1. Individual Factors: Younger workers, particularly Generation Z, report the highest levels of coasting, 47%, and the least enthusiasm for their roles, often due to a lack of autonomy and meaningful work in entry-level positions.
2. Job Attributes: Causes include micromanagement, lack of role clarity and "performance punishment"- where high-performing employees are unfairly burdened with additional work without reward. Contemporary discussions have also highlighted employees losing sight of how their work contributes to a broader purpose. In an Inc. article on leadership, Henna Pryor discussed "quiet disorientation", a term she attributed to John R. Miles, to describe this condition.
3. Organisational Conditions: Poor Management tactics, such as "quiet cutting" (re-assigning roles to encourage quitting) or "office peacocking" (making the office look attractive to force a return), create a climate of suspicion and mistrust. Additionally, workplace cronyism and favouritism marginalise productive employees, breeding deep resentment.

== Consequences ==

- Economic Impact: Workplace disengagement is estimated to cost approximately $8.9 trillion in global Gross Domestic Product (GDP).
- Mental Health: Prolonged resenteeism is linked to occupational burnout, symptoms of depression and "psychological unease".
- Organisational Health: Resentful employees can undermine team morale and leadership, creating ongoing crises that harm the overall productivity of the business.

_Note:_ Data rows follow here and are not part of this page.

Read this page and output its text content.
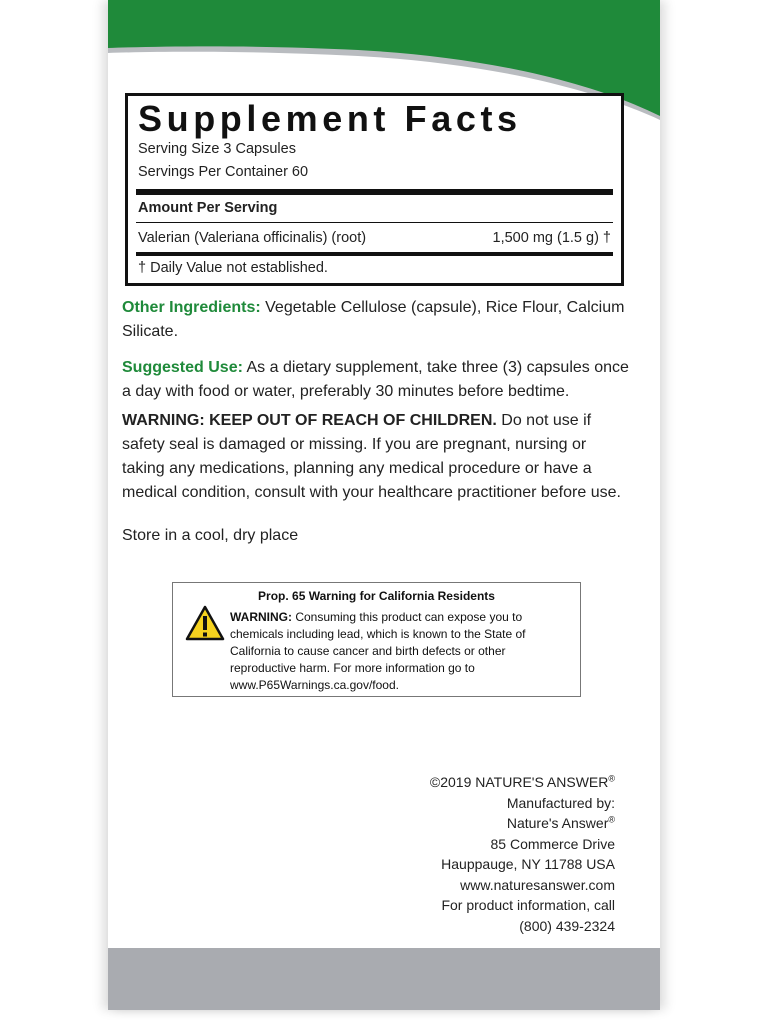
Supplement Facts
Serving Size 3 Capsules
Servings Per Container 60
Amount Per Serving
Valerian (Valeriana officinalis) (root)	1,500 mg (1.5 g) †
† Daily Value not established.
Other Ingredients: Vegetable Cellulose (capsule), Rice Flour, Calcium Silicate.
Suggested Use: As a dietary supplement, take three (3) capsules once a day with food or water, preferably 30 minutes before bedtime.
WARNING: KEEP OUT OF REACH OF CHILDREN. Do not use if safety seal is damaged or missing. If you are pregnant, nursing or taking any medications, planning any medical procedure or have a medical condition, consult with your healthcare practitioner before use.
Store in a cool, dry place
Prop. 65 Warning for California Residents
WARNING: Consuming this product can expose you to chemicals including lead, which is known to the State of California to cause cancer and birth defects or other reproductive harm. For more information go to www.P65Warnings.ca.gov/food.
©2019 NATURE'S ANSWER®
Manufactured by:
Nature's Answer®
85 Commerce Drive
Hauppauge, NY 11788 USA
www.naturesanswer.com
For product information, call
(800) 439-2324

== Management and mitigation ==
To address resenteeism, researchers and HR professionals recommend shifting away from rigid performance management toward fostering human connection.

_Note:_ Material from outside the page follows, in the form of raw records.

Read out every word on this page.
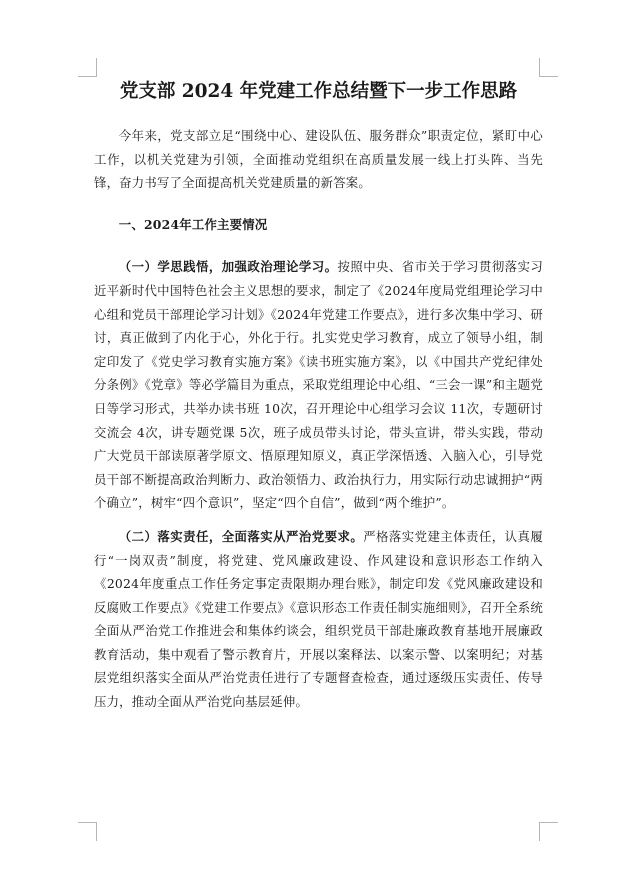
党支部 2024 年党建工作总结暨下一步工作思路

今年来，党支部立足“围绕中心、建设队伍、服务群众”职责定位，紧盯中心工作，以机关党建为引领，全面推动党组织在高质量发展一线上打头阵、当先锋，奋力书写了全面提高机关党建质量的新答案。

一、2024年工作主要情况

（一）学思践悟，加强政治理论学习。按照中央、省市关于学习贯彻落实习近平新时代中国特色社会主义思想的要求，制定了《2024年度局党组理论学习中心组和党员干部理论学习计划》《2024年党建工作要点》，进行多次集中学习、研讨，真正做到了内化于心，外化于行。扎实党史学习教育，成立了领导小组，制定印发了《党史学习教育实施方案》《读书班实施方案》，以《中国共产党纪律处分条例》《党章》等必学篇目为重点，采取党组理论中心组、“三会一课”和主题党日等学习形式，共举办读书班 10次，召开理论中心组学习会议 11次，专题研讨交流会 4次，讲专题党课 5次，班子成员带头讨论，带头宣讲，带头实践，带动广大党员干部读原著学原文、悟原理知原义，真正学深悟透、入脑入心，引导党员干部不断提高政治判断力、政治领悟力、政治执行力，用实际行动忠诚拥护“两个确立”，树牢“四个意识”，坚定“四个自信”，做到“两个维护”。

（二）落实责任，全面落实从严治党要求。严格落实党建主体责任，认真履行“一岗双责”制度，将党建、党风廉政建设、作风建设和意识形态工作纳入《2024年度重点工作任务定事定责限期办理台账》，制定印发《党风廉政建设和反腐败工作要点》《党建工作要点》《意识形态工作责任制实施细则》，召开全系统全面从严治党工作推进会和集体约谈会，组织党员干部赴廉政教育基地开展廉政教育活动，集中观看了警示教育片，开展以案释法、以案示警、以案明纪；对基层党组织落实全面从严治党责任进行了专题督查检查，通过逐级压实责任、传导压力，推动全面从严治党向基层延伸。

1. Goal Alignment: Employees who feel their individual goals align with company goals are reported to be 35% more efficient.
2. Autonomy and Ownership: Allowing employees more discretion over how and when their work is completed can reduce feelings of entrapment.
3. Supportive Leadership: Frequent one-on-one connections and peer feedback are considered "game-changers" for reducing cynicism.
4. Psychological Safety: Creating an environment where employees can bring their "true selves" to work without fear of negative consequences is essential for preventing disengagement.